Apabila bahan-bahan lainnya ada di tangan banyak pedagang, tetapi tidak termasuk bahan pokok kebutuhan rakyat dan tidak merugikan rakyat, maka itu tidak termasuk menimbun.
Dari fakta yang terjadi, terlihat bahwa subsidi terbuka yang dilakukan pemerintah terbukti bukan solusi meski dengan dalih membantu masyarakat karena melambungnya harga minyak goreng.
Hal ini berpotensi dimanfaatkan oleh oknum yang tak bertanggung jawab untuk menimbun produk sehingga mempengaruhi kestabilan harga.
Tapi kita pun tak lantas sepenuhnya menyalahkan masyarakat yang mengalami panic buying. Mereka hanya korban dari sistem kapitalis yang sudah lama diterapkan oleh negara kita ini.
Yang sepenuhnya bertanggung jawab adalah negara/pemerintah, karena tugasnya jelas mengurusi semua urusan rakyatnya dengan sebaik-baiknya.
Faktanya, sejak 2006 Indonesia menjadi salah satu negara produsen minyak sawit terbesar di dunia. Tapi mirisnya, pemerintah tidak mampu menjaga harga minyak goreng tetap stabil dan terjangkau.
Padahal, Indonesia bisa mandiri mengelolah luasnya perkebunan kelapa sawit sampai menjadi minyak goreng tanpa bantuan asing.

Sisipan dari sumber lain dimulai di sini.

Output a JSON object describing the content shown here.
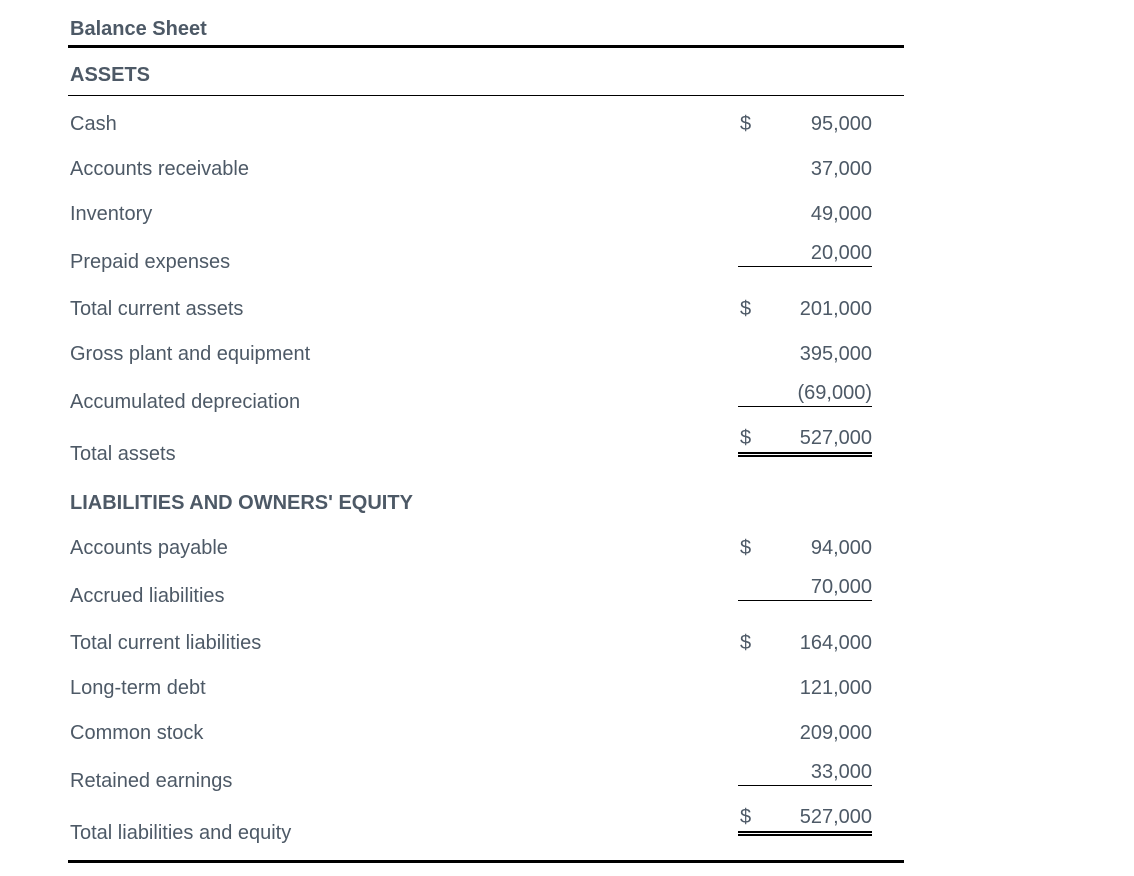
{
  "page": {
    "title": "Balance Sheet"
  },
  "colors": {
    "text": "#4d5966",
    "rule": "#000000",
    "background": "#ffffff"
  },
  "table": {
    "sections": [
      {
        "header": "ASSETS",
        "header_rule": true,
        "rows": [
          {
            "label": "Cash",
            "currency": "$",
            "amount": "95,000",
            "underline": "none"
          },
          {
            "label": "Accounts receivable",
            "currency": "",
            "amount": "37,000",
            "underline": "none"
          },
          {
            "label": "Inventory",
            "currency": "",
            "amount": "49,000",
            "underline": "none"
          },
          {
            "label": "Prepaid expenses",
            "currency": "",
            "amount": "20,000",
            "underline": "single"
          },
          {
            "label": "Total current assets",
            "currency": "$",
            "amount": "201,000",
            "underline": "none"
          },
          {
            "label": "Gross plant and equipment",
            "currency": "",
            "amount": "395,000",
            "underline": "none"
          },
          {
            "label": "Accumulated depreciation",
            "currency": "",
            "amount": "(69,000)",
            "underline": "single"
          },
          {
            "label": "Total assets",
            "currency": "$",
            "amount": "527,000",
            "underline": "double"
          }
        ]
      },
      {
        "header": "LIABILITIES AND OWNERS' EQUITY",
        "header_rule": false,
        "rows": [
          {
            "label": "Accounts payable",
            "currency": "$",
            "amount": "94,000",
            "underline": "none"
          },
          {
            "label": "Accrued liabilities",
            "currency": "",
            "amount": "70,000",
            "underline": "single"
          },
          {
            "label": "Total current liabilities",
            "currency": "$",
            "amount": "164,000",
            "underline": "none"
          },
          {
            "label": "Long-term debt",
            "currency": "",
            "amount": "121,000",
            "underline": "none"
          },
          {
            "label": "Common stock",
            "currency": "",
            "amount": "209,000",
            "underline": "none"
          },
          {
            "label": "Retained earnings",
            "currency": "",
            "amount": "33,000",
            "underline": "single"
          },
          {
            "label": "Total liabilities and equity",
            "currency": "$",
            "amount": "527,000",
            "underline": "double"
          }
        ]
      }
    ]
  }
}
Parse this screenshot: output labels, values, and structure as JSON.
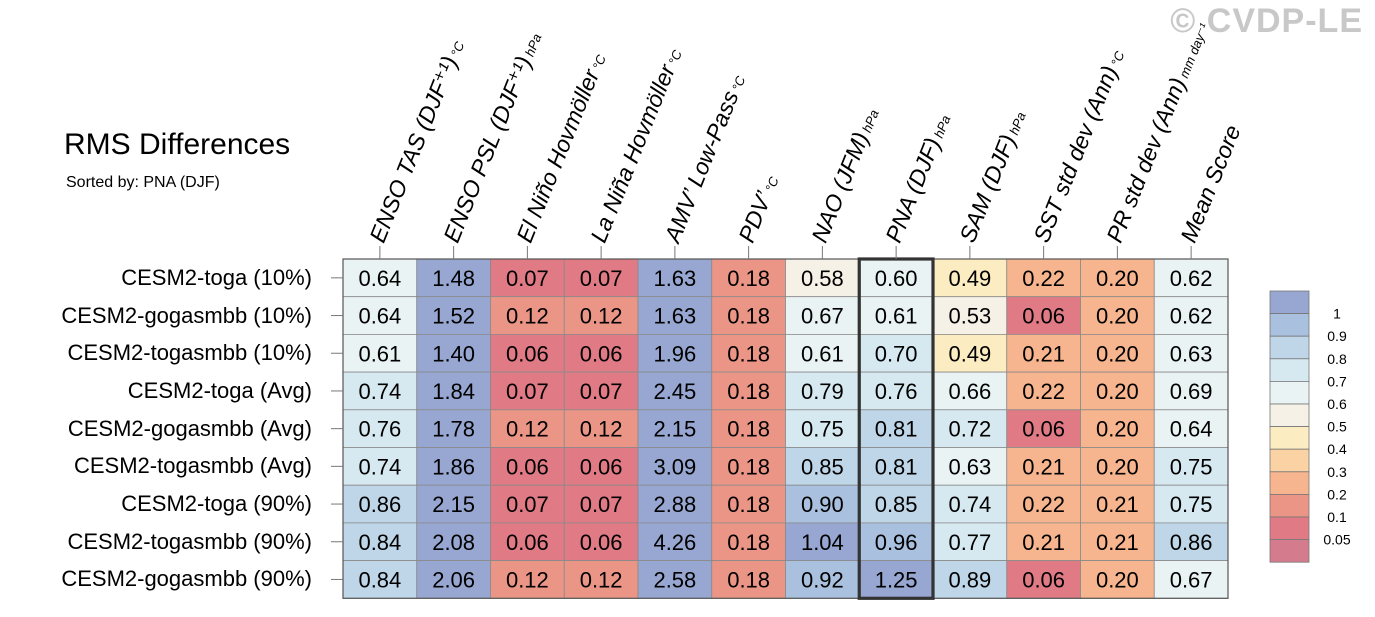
{
  "header": {
    "title": "RMS Differences",
    "subtitle": "Sorted by: PNA (DJF)",
    "watermark": "© CVDP-LE"
  },
  "chart_data": {
    "type": "heatmap",
    "title": "RMS Differences",
    "subtitle": "Sorted by: PNA (DJF)",
    "highlighted_column": "PNA (DJF)",
    "columns": [
      {
        "label": "ENSO TAS (DJF⁺¹)",
        "unit": "°C"
      },
      {
        "label": "ENSO PSL (DJF⁺¹)",
        "unit": "hPa"
      },
      {
        "label": "El Niño Hovmöller",
        "unit": "°C"
      },
      {
        "label": "La Niña Hovmöller",
        "unit": "°C"
      },
      {
        "label": "AMV’ Low-Pass",
        "unit": "°C"
      },
      {
        "label": "PDV’",
        "unit": "°C"
      },
      {
        "label": "NAO (JFM)",
        "unit": "hPa"
      },
      {
        "label": "PNA (DJF)",
        "unit": "hPa"
      },
      {
        "label": "SAM (DJF)",
        "unit": "hPa"
      },
      {
        "label": "SST std dev (Ann)",
        "unit": "°C"
      },
      {
        "label": "PR std dev (Ann)",
        "unit": "mm day⁻¹"
      },
      {
        "label": "Mean Score",
        "unit": ""
      }
    ],
    "rows": [
      {
        "label": "CESM2-toga (10%)",
        "values": [
          "0.64",
          "1.48",
          "0.07",
          "0.07",
          "1.63",
          "0.18",
          "0.58",
          "0.60",
          "0.49",
          "0.22",
          "0.20",
          "0.62"
        ]
      },
      {
        "label": "CESM2-gogasmbb (10%)",
        "values": [
          "0.64",
          "1.52",
          "0.12",
          "0.12",
          "1.63",
          "0.18",
          "0.67",
          "0.61",
          "0.53",
          "0.06",
          "0.20",
          "0.62"
        ]
      },
      {
        "label": "CESM2-togasmbb (10%)",
        "values": [
          "0.61",
          "1.40",
          "0.06",
          "0.06",
          "1.96",
          "0.18",
          "0.61",
          "0.70",
          "0.49",
          "0.21",
          "0.20",
          "0.63"
        ]
      },
      {
        "label": "CESM2-toga (Avg)",
        "values": [
          "0.74",
          "1.84",
          "0.07",
          "0.07",
          "2.45",
          "0.18",
          "0.79",
          "0.76",
          "0.66",
          "0.22",
          "0.20",
          "0.69"
        ]
      },
      {
        "label": "CESM2-gogasmbb (Avg)",
        "values": [
          "0.76",
          "1.78",
          "0.12",
          "0.12",
          "2.15",
          "0.18",
          "0.75",
          "0.81",
          "0.72",
          "0.06",
          "0.20",
          "0.64"
        ]
      },
      {
        "label": "CESM2-togasmbb (Avg)",
        "values": [
          "0.74",
          "1.86",
          "0.06",
          "0.06",
          "3.09",
          "0.18",
          "0.85",
          "0.81",
          "0.63",
          "0.21",
          "0.20",
          "0.75"
        ]
      },
      {
        "label": "CESM2-toga (90%)",
        "values": [
          "0.86",
          "2.15",
          "0.07",
          "0.07",
          "2.88",
          "0.18",
          "0.90",
          "0.85",
          "0.74",
          "0.22",
          "0.21",
          "0.75"
        ]
      },
      {
        "label": "CESM2-togasmbb (90%)",
        "values": [
          "0.84",
          "2.08",
          "0.06",
          "0.06",
          "4.26",
          "0.18",
          "1.04",
          "0.96",
          "0.77",
          "0.21",
          "0.21",
          "0.86"
        ]
      },
      {
        "label": "CESM2-gogasmbb (90%)",
        "values": [
          "0.84",
          "2.06",
          "0.12",
          "0.12",
          "2.58",
          "0.18",
          "0.92",
          "1.25",
          "0.89",
          "0.06",
          "0.20",
          "0.67"
        ]
      }
    ],
    "colorbar": {
      "labels": [
        "1",
        "0.9",
        "0.8",
        "0.7",
        "0.6",
        "0.5",
        "0.4",
        "0.3",
        "0.2",
        "0.1",
        "0.05"
      ],
      "colors": [
        "#97a7d1",
        "#a9c0de",
        "#bed6e7",
        "#d6e9f1",
        "#e9f3f4",
        "#f5f1e6",
        "#fcecc2",
        "#fbd2a4",
        "#f6b58e",
        "#eb9586",
        "#e07a85",
        "#d47c8e"
      ],
      "thresholds": [
        1,
        0.9,
        0.8,
        0.7,
        0.6,
        0.5,
        0.4,
        0.3,
        0.2,
        0.1,
        0.05
      ]
    }
  }
}
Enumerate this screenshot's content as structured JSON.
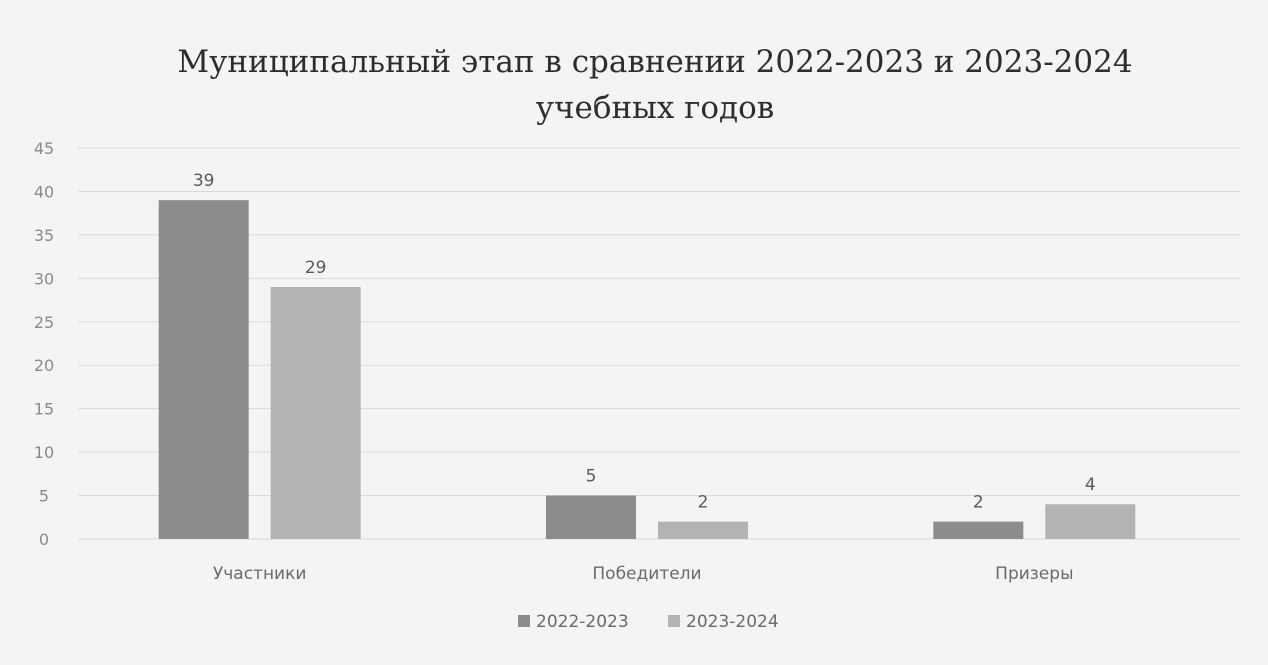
{
  "chart_data": {
    "type": "bar",
    "title_lines": [
      "Муниципальный этап в сравнении 2022-2023 и 2023-2024",
      "учебных годов"
    ],
    "categories": [
      "Участники",
      "Победители",
      "Призеры"
    ],
    "series": [
      {
        "name": "2022-2023",
        "values": [
          39,
          5,
          2
        ],
        "color": "#8c8c8c"
      },
      {
        "name": "2023-2024",
        "values": [
          29,
          2,
          4
        ],
        "color": "#b3b3b3"
      }
    ],
    "y_ticks": [
      "0",
      "5",
      "10",
      "15",
      "20",
      "25",
      "30",
      "35",
      "40",
      "45"
    ],
    "ylim": [
      0,
      45
    ],
    "grid": true,
    "legend_position": "bottom",
    "xlabel": "",
    "ylabel": ""
  }
}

Dengan syarat perkebunan kelapa sawit dikelolah sepenuhnya oleh pemerintah, bukan malah diserahkan pada swasta atau korporasi yang memungkinkan memainkan harga demi keuntungan mereka.
Dengan demikian, pemerintah mampu menentukan harga menurut kesanggupan rakyat untuk membelinya. Sehingga tidak perlu lagi mengikuti harga CPO, kecuali ketika ekspor saja.
Dalam Islam, beralih fungsinya hutan yang luas menjadi perkebunan kelapa sawit masuk ke dalam kepemilikan umum yang harus dikelolah oleh Negara dan hasilnya sepenuhnya untuk kesejahteraan rakyat.